Alcohol and Blood Sugar Levels
First off, what is blood sugar? It's, basically, the amount of sugar floating around in your blood. Sugar is the basic fuel your body uses. If you take in other fuel types - alcohol, protein, fat - your body converts those to sugar to use. If your body ends up with excess sugar, it then turns that back into fat and stores it for later use. You always want to keep your blood sugar levels at a healthy middle level - not too high, not too low, no wild swings.
Now for alcohol in particular, very little of alcohol is turned into sugar. Instead, alcohol is treated by the body as a poison (which in fact it is) and the liver begins to work extremely hard to process and get rid of the components down your urinary tract.
The issue here is that the liver has other things to do. Your liver is supposed to help regulate your blood sugar levels. So if your blood sugar levels start to get out of whack - i.e. maybe you haven't eaten in a while and your blood sugar levels are dropping - your liver can't help out because it's too busy getting rid of this poison alcohol. So your blood sugar levels plummet and you run into trouble.

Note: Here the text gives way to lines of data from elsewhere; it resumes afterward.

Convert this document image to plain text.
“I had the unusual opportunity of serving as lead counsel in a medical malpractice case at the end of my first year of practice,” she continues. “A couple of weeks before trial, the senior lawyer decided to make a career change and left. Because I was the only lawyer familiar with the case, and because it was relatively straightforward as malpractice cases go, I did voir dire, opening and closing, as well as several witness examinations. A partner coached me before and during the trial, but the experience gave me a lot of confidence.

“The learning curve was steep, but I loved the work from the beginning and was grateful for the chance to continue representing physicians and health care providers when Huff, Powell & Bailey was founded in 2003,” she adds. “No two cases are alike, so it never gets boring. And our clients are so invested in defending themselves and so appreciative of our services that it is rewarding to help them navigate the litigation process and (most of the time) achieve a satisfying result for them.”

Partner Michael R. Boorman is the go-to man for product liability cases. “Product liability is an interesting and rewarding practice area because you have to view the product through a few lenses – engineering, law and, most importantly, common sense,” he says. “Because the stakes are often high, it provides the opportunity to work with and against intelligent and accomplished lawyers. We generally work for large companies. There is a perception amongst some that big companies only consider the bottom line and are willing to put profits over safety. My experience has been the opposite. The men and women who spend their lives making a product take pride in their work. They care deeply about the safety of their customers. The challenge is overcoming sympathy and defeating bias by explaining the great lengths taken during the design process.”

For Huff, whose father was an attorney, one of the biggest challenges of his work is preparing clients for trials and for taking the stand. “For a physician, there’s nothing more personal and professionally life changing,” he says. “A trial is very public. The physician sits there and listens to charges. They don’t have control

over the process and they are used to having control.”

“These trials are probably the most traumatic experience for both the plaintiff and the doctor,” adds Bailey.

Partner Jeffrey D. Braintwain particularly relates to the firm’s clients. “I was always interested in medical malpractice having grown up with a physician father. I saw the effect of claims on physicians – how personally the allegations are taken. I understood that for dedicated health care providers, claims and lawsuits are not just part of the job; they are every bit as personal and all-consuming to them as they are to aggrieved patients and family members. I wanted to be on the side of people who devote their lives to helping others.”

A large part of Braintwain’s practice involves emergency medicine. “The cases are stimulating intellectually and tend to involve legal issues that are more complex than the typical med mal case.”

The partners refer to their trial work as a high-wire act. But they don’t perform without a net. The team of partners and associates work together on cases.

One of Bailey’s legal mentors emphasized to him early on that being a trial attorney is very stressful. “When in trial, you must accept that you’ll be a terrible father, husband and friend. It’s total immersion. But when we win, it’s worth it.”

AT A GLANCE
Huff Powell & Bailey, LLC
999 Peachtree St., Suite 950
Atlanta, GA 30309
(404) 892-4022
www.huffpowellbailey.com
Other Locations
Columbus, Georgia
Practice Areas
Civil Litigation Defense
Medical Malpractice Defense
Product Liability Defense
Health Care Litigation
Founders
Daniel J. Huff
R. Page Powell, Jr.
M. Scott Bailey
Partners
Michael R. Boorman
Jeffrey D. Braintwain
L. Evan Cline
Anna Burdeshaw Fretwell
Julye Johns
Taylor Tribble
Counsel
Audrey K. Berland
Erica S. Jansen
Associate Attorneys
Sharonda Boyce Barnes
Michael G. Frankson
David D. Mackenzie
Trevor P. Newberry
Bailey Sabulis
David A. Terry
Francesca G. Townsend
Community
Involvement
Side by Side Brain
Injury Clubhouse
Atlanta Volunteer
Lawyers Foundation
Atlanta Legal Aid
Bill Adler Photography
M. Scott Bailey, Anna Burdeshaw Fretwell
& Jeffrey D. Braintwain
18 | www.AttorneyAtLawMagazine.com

On the other hand, alcohol is as mentioned a fuel source for the body. So if you were to drink a fair amount of alcohol quickly, that is a large influx of calories pouring into your system. Once again, your body is trying to process the alcohol as its first priority to get rid of it - but in the meantime your blood sugar levels are spiking. There's nobody with time available to handle that spike. Bad things can happen.
So in general, alcohol is pretty unique in that it can cause blood sugar levels to go up OR to go down, depending on the exact circumstances. In general, it disables your body's ability to healthily regulate its blood sugar levels. If you are having issues with blood sugar, it's wisest to stay clear of alcohol until you get that under control. Your body can only really work on fixing one thing at a time!